Langkah ini dilakukan sebagai upaya pencegahan kenakalan remaja serta menjaga ketertiban umum di wilayah kota.
Kepala Satpol PP Kota Bandar Lampung, Ahmad Nurizky Erwandi menyebut, pengawasan akan dilakukan di beberapa lokasi di antaranya kawasan Kampung Baru, Kecamatan Enggal, Teluk Betung dan Kedaton pada malam hari.
“Meskipun tidak ada penerapan jam malam, kami tetap meminta kepada orang tua untuk mengawasi pergerakan anak-anaknya. Jika mereka berada di luar rumah lebih dari tengah malam, orang tua harus mengetahui tujuan dan lokasi mereka,” ujarnya, Rabu (18/2/2026).
Selain pengawasan terhadap aktivitas remaja, Satpol PP juga mengingatkan para pedagang kaki lima dan pelaku usaha, yang berjualan di pinggir jalan agar tetap mematuhi aturan ketertiban lalu lintas.
Nurizky menegaskan bahwa kawasan pasar tumpah juga menjadi perhatian serius pihaknya, termasuk di wilayah SMEP, Pasir Gintung, dan Bambu Kuning. Aktivitas perdagangan di lokasi tersebut akan ditertibkan apabila menyebabkan kemacetan dan mengganggu ketertiban umum.
“Kami akan intensifkan patroli di kawasan tersebut untuk menjaga agar tidak ada kemacetan yang disebabkan oleh pedagang yang menghalangi jalan,” katanya.

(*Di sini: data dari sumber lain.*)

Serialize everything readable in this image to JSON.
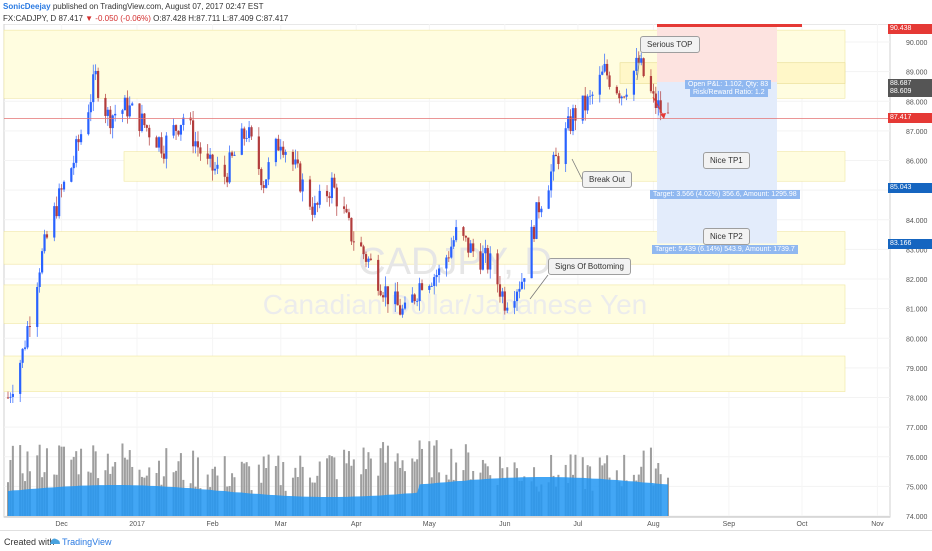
{
  "header": {
    "author": "SonicDeejay",
    "published": "published on TradingView.com, August 07, 2017 02:47 EST",
    "symbol": "FX:CADJPY, D",
    "last": "87.417",
    "change_arrow": "▼",
    "change": "-0.050 (-0.06%)",
    "o_label": "O:",
    "o": "87.428",
    "h_label": "H:",
    "h": "87.711",
    "l_label": "L:",
    "l": "87.409",
    "c_label": "C:",
    "c": "87.417"
  },
  "footer": {
    "created": "Created with",
    "brand": "TradingView"
  },
  "watermark": {
    "ticker": "CADJPY, D",
    "name": "Canadian Dollar/Japanese Yen"
  },
  "annotations": {
    "serious_top": "Serious TOP",
    "break_out": "Break Out",
    "signs_bottoming": "Signs Of Bottoming",
    "nice_tp1": "Nice TP1",
    "nice_tp2": "Nice TP2"
  },
  "position_tool": {
    "open_pnl": "Open P&L: 1.102, Qty: 83",
    "risk_reward": "Risk/Reward Ratio: 1.2",
    "target1": "Target: 3.566 (4.02%) 356.6, Amount: 1295.98",
    "target2": "Target: 5.439 (6.14%) 543.9, Amount: 1739.7"
  },
  "price_labels": [
    {
      "value": "90.438",
      "color": "#e53935"
    },
    {
      "value": "88.687",
      "color": "#555555"
    },
    {
      "value": "88.609",
      "color": "#555555"
    },
    {
      "value": "87.417",
      "color": "#e53935"
    },
    {
      "value": "85.043",
      "color": "#1565c0"
    },
    {
      "value": "83.166",
      "color": "#1565c0"
    }
  ],
  "colors": {
    "up": "#2962ff",
    "down": "#b23c3c",
    "zone": "#fffde0",
    "volume_area": "#2196f3",
    "price_line": "#e57373"
  },
  "chart_data": {
    "type": "candlestick",
    "symbol": "FX:CADJPY",
    "interval": "D",
    "ylim": [
      74.0,
      90.5
    ],
    "y_ticks": [
      "90.000",
      "89.000",
      "88.000",
      "87.000",
      "86.000",
      "85.000",
      "84.000",
      "83.000",
      "82.000",
      "81.000",
      "80.000",
      "79.000",
      "78.000",
      "77.000",
      "76.000",
      "75.000",
      "74.000"
    ],
    "x_ticks": [
      "Dec",
      "2017",
      "Feb",
      "Mar",
      "Apr",
      "May",
      "Jun",
      "Jul",
      "Aug",
      "Sep",
      "Oct",
      "Nov"
    ],
    "last_close": 87.417,
    "price_path": [
      {
        "date": "2016-11-09",
        "price": 78.0
      },
      {
        "date": "2016-11-15",
        "price": 79.5
      },
      {
        "date": "2016-11-22",
        "price": 82.5
      },
      {
        "date": "2016-11-29",
        "price": 84.5
      },
      {
        "date": "2016-12-06",
        "price": 86.0
      },
      {
        "date": "2016-12-15",
        "price": 88.8
      },
      {
        "date": "2016-12-20",
        "price": 87.5
      },
      {
        "date": "2016-12-28",
        "price": 87.8
      },
      {
        "date": "2017-01-04",
        "price": 87.2
      },
      {
        "date": "2017-01-12",
        "price": 86.5
      },
      {
        "date": "2017-01-20",
        "price": 87.5
      },
      {
        "date": "2017-01-30",
        "price": 85.8
      },
      {
        "date": "2017-02-06",
        "price": 85.5
      },
      {
        "date": "2017-02-15",
        "price": 87.0
      },
      {
        "date": "2017-02-22",
        "price": 85.3
      },
      {
        "date": "2017-03-01",
        "price": 86.8
      },
      {
        "date": "2017-03-08",
        "price": 85.5
      },
      {
        "date": "2017-03-15",
        "price": 84.3
      },
      {
        "date": "2017-03-22",
        "price": 85.2
      },
      {
        "date": "2017-03-30",
        "price": 83.5
      },
      {
        "date": "2017-04-07",
        "price": 82.5
      },
      {
        "date": "2017-04-15",
        "price": 81.3
      },
      {
        "date": "2017-04-21",
        "price": 80.8
      },
      {
        "date": "2017-04-28",
        "price": 82.0
      },
      {
        "date": "2017-05-05",
        "price": 82.2
      },
      {
        "date": "2017-05-12",
        "price": 83.5
      },
      {
        "date": "2017-05-18",
        "price": 83.0
      },
      {
        "date": "2017-05-26",
        "price": 82.5
      },
      {
        "date": "2017-06-01",
        "price": 81.3
      },
      {
        "date": "2017-06-08",
        "price": 82.0
      },
      {
        "date": "2017-06-15",
        "price": 84.5
      },
      {
        "date": "2017-06-22",
        "price": 86.0
      },
      {
        "date": "2017-06-29",
        "price": 87.5
      },
      {
        "date": "2017-07-06",
        "price": 88.0
      },
      {
        "date": "2017-07-12",
        "price": 89.0
      },
      {
        "date": "2017-07-19",
        "price": 88.3
      },
      {
        "date": "2017-07-26",
        "price": 89.3
      },
      {
        "date": "2017-08-01",
        "price": 88.0
      },
      {
        "date": "2017-08-07",
        "price": 87.417
      }
    ],
    "zones": [
      {
        "label": "upper",
        "from": 88.1,
        "to": 90.5
      },
      {
        "label": "tp1",
        "from": 85.3,
        "to": 86.3
      },
      {
        "label": "tp2",
        "from": 82.5,
        "to": 83.6
      },
      {
        "label": "mid",
        "from": 80.5,
        "to": 81.8
      },
      {
        "label": "low",
        "from": 78.2,
        "to": 79.4
      }
    ]
  }
}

Dalam pelaksanaannya, Satpol PP telah menempatkan personel di sejumlah titik pengawasan dan tidak menutup kemungkinan akan dilakukan penambahan kekuatan apabila diperlukan di lapangan. Upaya ini dilakukan untuk memastikan pengawasan berjalan optimal.
Terkait rencana penertiban di kawasan Jalan Pisang dan Jalan Agus Salim, Satpol PP juga akan berkoordinasi dengan Dinas Perhubungan Kota Bandar Lampung, guna memastikan kelancaran arus lalu lintas serta efektivitas penataan di kawasan pasar tumpah.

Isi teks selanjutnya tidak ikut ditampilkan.